Staff and clients moved into this new building off of 10th Street in Sioux Falls on Tuesday.

Children’s Inn is now Children’s Home Shelter for Family Safety.

“Children’s Inn was sometimes confusing to people, people thought we only served children or you had to have children to stay here,” program director, Amy Carter said. “We’re providing safety to individuals and families, but we also want to make sure people knew we’re a shelter, we are the only domestic violence shelter in this area, and we wanted to ensure people knew that’s what we did.”

Amy Carter, who is the program director, says the space is much bigger than before.

“Our old building had 40 beds and 24 bedrooms, our new facility has 96 beds and 38 bedrooms, we went from a 19,000 square foot building to a 48,000 square foot building,” Carter said.

This area is the Hope Center, which is the starting point for clients when they come here.

She says in 2021 they averaged about 1,100 intakes.
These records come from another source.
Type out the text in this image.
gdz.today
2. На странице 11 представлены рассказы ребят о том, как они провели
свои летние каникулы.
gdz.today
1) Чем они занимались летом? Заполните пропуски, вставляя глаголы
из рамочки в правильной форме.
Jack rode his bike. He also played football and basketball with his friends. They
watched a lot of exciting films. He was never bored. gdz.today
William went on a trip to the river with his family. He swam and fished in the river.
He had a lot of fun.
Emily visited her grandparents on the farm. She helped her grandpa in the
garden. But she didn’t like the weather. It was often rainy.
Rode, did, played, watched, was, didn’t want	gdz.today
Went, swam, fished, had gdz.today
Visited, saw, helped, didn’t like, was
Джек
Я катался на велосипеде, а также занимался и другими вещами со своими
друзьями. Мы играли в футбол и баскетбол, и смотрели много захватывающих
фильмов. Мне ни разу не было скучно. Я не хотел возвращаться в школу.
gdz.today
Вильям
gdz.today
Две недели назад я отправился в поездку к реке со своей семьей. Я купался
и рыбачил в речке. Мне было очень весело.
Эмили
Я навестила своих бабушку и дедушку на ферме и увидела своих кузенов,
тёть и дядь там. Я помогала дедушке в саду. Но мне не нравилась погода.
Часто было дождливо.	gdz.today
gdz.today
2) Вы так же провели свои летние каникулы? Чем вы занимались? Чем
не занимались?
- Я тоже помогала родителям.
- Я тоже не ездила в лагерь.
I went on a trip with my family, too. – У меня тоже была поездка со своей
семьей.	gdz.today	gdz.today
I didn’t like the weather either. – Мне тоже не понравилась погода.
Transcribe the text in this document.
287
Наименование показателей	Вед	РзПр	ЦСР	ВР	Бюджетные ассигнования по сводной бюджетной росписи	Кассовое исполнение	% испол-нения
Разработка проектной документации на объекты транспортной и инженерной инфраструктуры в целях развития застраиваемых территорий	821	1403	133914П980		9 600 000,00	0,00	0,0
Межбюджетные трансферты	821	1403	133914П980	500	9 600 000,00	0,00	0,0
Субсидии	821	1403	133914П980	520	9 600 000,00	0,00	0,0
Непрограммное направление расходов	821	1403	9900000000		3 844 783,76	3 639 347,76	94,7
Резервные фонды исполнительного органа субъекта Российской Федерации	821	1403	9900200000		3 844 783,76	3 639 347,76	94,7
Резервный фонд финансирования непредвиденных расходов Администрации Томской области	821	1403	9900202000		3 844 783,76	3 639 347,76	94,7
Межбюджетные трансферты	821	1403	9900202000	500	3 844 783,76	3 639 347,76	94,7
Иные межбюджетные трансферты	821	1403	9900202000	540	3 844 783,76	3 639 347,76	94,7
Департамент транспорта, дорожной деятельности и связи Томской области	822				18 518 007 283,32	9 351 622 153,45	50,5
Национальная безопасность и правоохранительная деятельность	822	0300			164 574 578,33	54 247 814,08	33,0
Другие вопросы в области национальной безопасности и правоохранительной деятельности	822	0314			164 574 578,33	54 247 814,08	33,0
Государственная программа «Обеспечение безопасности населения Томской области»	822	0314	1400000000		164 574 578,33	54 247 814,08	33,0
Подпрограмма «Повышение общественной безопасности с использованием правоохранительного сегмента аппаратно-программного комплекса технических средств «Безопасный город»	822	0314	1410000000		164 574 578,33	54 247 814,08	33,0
This year, that number is on track to be about 12% higher.

“In addition to all the bedroom spaces we increased spaces to offer counseling services, we have additional, our dining room is bigger so everyone can eat, we have additional common spaces, like family rooms and play areas,” Carter said.

A place that allows the program to have a greater impact in the community.

  • new Children's Inn location
  • Inside new Children's Inn
  • Inside the new Children's Inn
  • Bedroom at new facility
  • Children's Inn facility
  • outside new Children's Inn

“Getting to this larger space, we know we won’t have to turn people away if they need to be here, so that to me is most important, we are going to be able to provide that safety to people regardless because of the size,” Carter said.

The new address is 113 North St. Paul Avenue. Carter says they’re also raising $12 million for their capital campaign.